Arrests of core leadership cells between 1987 and 1998 ended operational capability.

Long Term

Left-wing terrorism in Western Europe essentially vanished as a security threat, demonstrating that sustained decline can become permanent when the underlying ideological appeal fades.

Why It's Relevant Today

The current shift in Western terrorism — from organized religiously motivated cells to lone-wolf political attackers — parallels how European terrorism morphed rather than disappeared. The threat changed form rather than vanishing, just as today's GTI data shows religious attacks declining 82% while political attacks surged.

Colombia's FARC demobilization (2016)

November 2016

What Happened

After four years of negotiations, the Colombian government and the Revolutionary Armed Forces of Colombia (FARC) signed a peace agreement ending 52 years of armed conflict that had killed over 260,000 people. Approximately 13,000 FARC fighters demobilized and the group became a political party.

Outcome

Short Term

Violence dropped sharply in former FARC territories.
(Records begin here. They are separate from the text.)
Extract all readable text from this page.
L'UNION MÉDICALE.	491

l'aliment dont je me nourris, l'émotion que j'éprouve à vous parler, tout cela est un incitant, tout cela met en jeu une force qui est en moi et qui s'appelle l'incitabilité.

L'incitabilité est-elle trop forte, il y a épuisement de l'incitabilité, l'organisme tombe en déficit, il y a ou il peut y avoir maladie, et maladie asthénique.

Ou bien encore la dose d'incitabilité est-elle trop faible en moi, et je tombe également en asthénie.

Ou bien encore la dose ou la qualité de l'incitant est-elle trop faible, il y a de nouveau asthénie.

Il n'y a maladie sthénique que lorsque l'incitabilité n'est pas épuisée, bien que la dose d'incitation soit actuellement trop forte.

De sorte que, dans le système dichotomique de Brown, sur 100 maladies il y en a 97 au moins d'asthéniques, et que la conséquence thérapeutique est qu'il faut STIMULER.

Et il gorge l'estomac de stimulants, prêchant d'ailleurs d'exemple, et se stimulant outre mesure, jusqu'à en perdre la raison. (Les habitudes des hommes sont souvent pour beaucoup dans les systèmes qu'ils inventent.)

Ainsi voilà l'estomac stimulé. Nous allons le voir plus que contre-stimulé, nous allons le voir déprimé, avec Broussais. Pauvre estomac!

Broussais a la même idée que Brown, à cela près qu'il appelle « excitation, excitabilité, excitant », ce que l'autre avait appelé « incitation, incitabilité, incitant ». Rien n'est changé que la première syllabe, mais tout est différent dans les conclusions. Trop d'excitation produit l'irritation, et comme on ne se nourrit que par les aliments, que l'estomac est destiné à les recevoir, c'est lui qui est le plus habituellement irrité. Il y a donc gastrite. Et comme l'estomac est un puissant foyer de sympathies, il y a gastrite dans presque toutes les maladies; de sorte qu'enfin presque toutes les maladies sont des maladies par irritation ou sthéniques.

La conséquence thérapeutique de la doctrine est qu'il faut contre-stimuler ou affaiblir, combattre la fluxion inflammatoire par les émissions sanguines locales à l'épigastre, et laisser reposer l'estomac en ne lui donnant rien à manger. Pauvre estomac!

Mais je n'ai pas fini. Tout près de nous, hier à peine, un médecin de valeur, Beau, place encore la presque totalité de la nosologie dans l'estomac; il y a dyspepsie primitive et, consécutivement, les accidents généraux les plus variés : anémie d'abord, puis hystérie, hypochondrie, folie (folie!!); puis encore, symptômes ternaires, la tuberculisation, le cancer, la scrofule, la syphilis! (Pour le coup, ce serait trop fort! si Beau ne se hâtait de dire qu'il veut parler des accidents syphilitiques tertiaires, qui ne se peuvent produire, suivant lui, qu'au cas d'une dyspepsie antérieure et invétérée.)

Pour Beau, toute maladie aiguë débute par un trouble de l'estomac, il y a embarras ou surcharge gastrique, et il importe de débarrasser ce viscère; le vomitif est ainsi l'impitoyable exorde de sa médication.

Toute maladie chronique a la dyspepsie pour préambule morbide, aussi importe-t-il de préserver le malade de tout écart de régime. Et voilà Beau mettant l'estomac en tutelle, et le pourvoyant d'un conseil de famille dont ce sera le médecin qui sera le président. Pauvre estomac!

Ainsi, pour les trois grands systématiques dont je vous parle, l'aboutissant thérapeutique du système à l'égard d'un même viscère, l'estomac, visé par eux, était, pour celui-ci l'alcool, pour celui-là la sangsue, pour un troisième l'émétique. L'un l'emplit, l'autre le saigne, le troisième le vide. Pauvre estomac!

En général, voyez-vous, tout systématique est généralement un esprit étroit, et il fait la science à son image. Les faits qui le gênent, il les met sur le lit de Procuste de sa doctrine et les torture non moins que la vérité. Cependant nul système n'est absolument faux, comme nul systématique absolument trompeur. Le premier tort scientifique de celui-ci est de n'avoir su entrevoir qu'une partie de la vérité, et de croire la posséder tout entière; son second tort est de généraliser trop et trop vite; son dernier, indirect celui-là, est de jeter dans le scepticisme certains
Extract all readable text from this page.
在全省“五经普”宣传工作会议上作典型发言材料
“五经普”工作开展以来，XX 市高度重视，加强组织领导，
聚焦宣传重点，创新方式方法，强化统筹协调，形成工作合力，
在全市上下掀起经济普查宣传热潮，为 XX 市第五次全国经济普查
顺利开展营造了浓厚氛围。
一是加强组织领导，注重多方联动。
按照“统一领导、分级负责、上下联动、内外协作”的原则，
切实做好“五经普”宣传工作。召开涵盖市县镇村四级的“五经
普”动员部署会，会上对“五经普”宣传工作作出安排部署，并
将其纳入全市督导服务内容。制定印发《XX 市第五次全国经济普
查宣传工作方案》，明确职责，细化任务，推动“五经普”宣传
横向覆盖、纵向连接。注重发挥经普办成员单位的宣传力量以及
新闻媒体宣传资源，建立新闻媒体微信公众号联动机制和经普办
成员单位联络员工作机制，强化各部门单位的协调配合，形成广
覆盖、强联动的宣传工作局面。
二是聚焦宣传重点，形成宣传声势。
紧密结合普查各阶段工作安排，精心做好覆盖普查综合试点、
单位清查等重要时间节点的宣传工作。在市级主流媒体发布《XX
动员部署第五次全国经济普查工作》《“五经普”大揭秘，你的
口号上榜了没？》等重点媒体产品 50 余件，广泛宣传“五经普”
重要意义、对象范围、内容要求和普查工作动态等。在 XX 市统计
Colombia's homicide rate fell to its lowest in four decades by 2019.

Long Term

Dissident factions that rejected the peace deal continued operating, and other armed groups expanded into vacuums left by FARC's withdrawal — demonstrating that statistical decline can coexist with localized deterioration.

Why It's Relevant Today

Colombia's experience directly mirrors the GTI's findings: national-level improvements mask the fact that violence doesn't disappear so much as migrate. Colombia remains in the GTI's top ten most-affected countries in 2025 despite the peace deal, just as the Sahel's declining death toll coexists with JNIM's expanding territorial control.